Ask HN: Choices for Start Blogging - rlmw

I'm going to start doing some startup blogging and there seems to be basically three main choices for blogging:<p>1. Hosted solution - I'm thinking posterous here.
2. Installed open source solution - eg Wordpress.
3. Static page generation.<p>I'm somewhat interested in what the effect on SEO and traffic will be for the differing options.  For example, will it be easier to drive traffic to something like posterous?  Do many people use their email system to signup to blogs, can you get traffic cross-pollination from being listed on there?<p>How good are search engines at indexing content on Wordpress and dynamic blogging sites such as posterous?  Is there any disadvantage over dumping out static pages from a script?<p>Thanks for any advice on the matter.
======
autalpha
What kind of programming languages/stack are you more familiar with? Usually,
Wordpress should really fit all your blogging needs. It's easy and has a lot
of SEO tools to go with it.

But as I am not at all comfortable with Wordpress' issues that surfaced a
while back: upgrade, security etc., so I plan to use one of the Django blog
platform. But that means I'm not blogging at all, but worrying more about how
to have the blog installed.

There seems to always be a trade off. But one thing is for sure, you should
choose to install Wordpress or any chosen bloggin platform on your domain
rather than having it redirect to another domain... like blogger,
wordpress.com etc.

Good luck and good writing.

------
tnorthcutt
WordPress is likely to be the best option for a blog. There are cases where it
won't be, but more often that not it is. It's great because it's easy to setup
and get going very quickly. However, you still have the option to customize as
much as you want, when you want. It can also grow as your needs change - you
won't be stuck with "just a blog" if you need the site to do more later on.
It's great from an SEO perspective, and there are a vast number of plugins
available, many of them excellent quality.

------
kellyreid
as someone who's brought a niche blog into the mainstream (in my niche at
least), just use something like WordPress.
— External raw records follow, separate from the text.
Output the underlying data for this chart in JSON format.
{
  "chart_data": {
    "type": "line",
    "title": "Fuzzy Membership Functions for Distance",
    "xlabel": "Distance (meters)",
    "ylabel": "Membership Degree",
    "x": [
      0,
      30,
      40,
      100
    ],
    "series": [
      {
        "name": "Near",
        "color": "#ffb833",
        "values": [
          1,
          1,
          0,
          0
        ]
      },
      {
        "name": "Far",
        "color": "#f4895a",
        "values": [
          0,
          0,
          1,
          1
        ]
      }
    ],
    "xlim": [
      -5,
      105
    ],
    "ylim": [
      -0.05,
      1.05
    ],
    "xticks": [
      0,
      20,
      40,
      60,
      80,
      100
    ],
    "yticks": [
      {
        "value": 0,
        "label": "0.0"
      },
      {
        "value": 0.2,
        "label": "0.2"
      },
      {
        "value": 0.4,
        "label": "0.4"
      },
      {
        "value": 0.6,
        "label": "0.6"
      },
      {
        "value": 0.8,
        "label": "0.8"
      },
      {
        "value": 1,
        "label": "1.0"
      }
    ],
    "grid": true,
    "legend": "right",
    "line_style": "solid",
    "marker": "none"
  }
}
If you're already worrying about
SEO, you're losing. your focus should be nothing beyond generating great
content and getting readers.

i stared on Blogger, then moved to WP hosted on a dedicated host, and its
never been a regret. focus on the content. if you're talking about writing
scripts, you should probably be coding instead of blogging. good CMS systems
exist already so don't reinvent the wheel.

------
seangeo
Enki (<http://www.enkiblog.com/>) is a pretty good free, customizable and
lightweight blog if you're into Ruby on Rails.

------
logicalmoron
Wordpress has been great for us despite a few hiccups — but those are mostly
on our end, not really because of the software.

------
guynamedloren
4\. Code your own solution, making it lightweight and suited to your needs.